Сапожников не зря называет вдохновение третьей сигнальной системой. Получение образа для творческого акта столь же сложнее человеческого языка, сколь сам язык сложнее первой сигнальной системы животных. Вдохновение, как синоним озарению, происходит в большинстве случаев не по воле человека. Лишь один Сапожников, по слухам, умел управлять этим процессом. К остальным вдохновение приходит, как птица Гаруда, без предупреждения и совсем не надолго.
Но, получив образ, нужно ещё куда-то его передать. Следовательно «искусство - это способ преподнесения и самих идей, и всего, из чего сложено произведение». Получение и передача человеком творческих образов (Вдохновение 1 -> Акт творчества -> Вдохновение 2 -> …) является супер-языком. Очевидно, что этот механизм не зависит жестко от второй сигнальной системы (для наслаждения стихами Пушкина необходимо знание русского языка, для наслаждения же музыкой Чайковского таковое знание опционально).

Возвращаясь к началу

В конце романа Петр-первый Алексеевич Зотов устанавливает связь: «Не поняв, что есть искусство, не понять, что есть Добро, а что Зло». Этим он утверждает, что мир идей и образов является родиной Добра и Зла, а творческий супер-язык единственное средство, для описания Добра и Зла. «Зло, как и добро, начинается с образа»
Вторая часть романа называется «Пункт встречи». Пунктом встречи живого с неживым, желанного с нежеланным является образ. Говорить на языке образов - значит проникать в самую сущность человеческой души, туда где может жить Любовь или может гнездиться мерзость.
В начале было слово, и слово было у Бога, и слово было Бог. Первый акт творчества создал всю нашу материальную Вселенную на основании Идеи. Из того же мира идей мы сами ежечасно можем наполняться высоким или же транслировать в него свою боль и злость. Преимущество творческого человека в том, что он может пользоваться языком самого Творца.

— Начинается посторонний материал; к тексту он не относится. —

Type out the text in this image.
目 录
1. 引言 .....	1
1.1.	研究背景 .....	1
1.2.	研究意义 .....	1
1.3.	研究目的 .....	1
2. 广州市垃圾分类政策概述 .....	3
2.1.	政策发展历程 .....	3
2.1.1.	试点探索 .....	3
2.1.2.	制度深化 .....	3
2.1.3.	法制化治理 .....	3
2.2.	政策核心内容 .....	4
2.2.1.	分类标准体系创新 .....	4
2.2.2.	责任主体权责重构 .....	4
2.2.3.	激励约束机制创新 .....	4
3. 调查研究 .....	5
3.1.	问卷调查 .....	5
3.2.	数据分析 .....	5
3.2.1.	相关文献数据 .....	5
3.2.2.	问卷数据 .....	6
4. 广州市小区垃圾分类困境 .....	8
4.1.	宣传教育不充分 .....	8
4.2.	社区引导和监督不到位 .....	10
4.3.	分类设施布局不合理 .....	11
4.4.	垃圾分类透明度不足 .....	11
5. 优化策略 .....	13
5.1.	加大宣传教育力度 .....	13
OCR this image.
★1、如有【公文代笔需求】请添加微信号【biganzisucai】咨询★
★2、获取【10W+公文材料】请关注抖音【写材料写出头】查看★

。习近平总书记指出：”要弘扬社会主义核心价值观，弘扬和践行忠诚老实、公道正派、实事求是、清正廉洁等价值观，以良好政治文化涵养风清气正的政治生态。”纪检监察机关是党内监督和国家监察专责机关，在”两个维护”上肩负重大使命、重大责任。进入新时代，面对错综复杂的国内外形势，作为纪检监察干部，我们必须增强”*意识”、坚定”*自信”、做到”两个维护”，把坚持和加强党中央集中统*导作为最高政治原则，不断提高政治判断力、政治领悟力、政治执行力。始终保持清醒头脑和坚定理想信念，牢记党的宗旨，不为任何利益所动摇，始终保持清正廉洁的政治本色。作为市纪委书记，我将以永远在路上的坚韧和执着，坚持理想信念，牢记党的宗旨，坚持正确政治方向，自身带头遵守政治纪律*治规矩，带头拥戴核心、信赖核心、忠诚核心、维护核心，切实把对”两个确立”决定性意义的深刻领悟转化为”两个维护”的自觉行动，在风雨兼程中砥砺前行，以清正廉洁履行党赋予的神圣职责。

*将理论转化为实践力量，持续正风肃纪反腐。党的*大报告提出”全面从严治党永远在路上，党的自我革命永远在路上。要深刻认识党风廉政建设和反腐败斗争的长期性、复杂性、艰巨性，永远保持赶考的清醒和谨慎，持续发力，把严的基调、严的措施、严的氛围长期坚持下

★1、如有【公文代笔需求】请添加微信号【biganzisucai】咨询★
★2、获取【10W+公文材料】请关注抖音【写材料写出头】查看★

Роман «Как птица Гаруда» не классическая утопия, коими являются множество других философских романов. Нет способа сделать всех людей хорошими, творческими, сознательными. Даже в рамках одной семьи Зотовых бывали и дураки, и злодеи, и даже ничтожества. Но этот роман переводит вопрос на другой уровень. Он показывает нам, что возможен идеальный мир в рамках отдельно взятой личности. Дед Петра-первого Алексеевича завещал ему найти это решение. Идеальный мир очень специфический. Со стороны это может выглядеть, что «идейные живут хуже безыдейных». Видимость эта кратковременна, а идея открывает дверь в вечность. «Ты, главное, ничего никогда не бойся, потому что пока не доказано, что души нет, ты имеешь право знать, что ты бессмертен».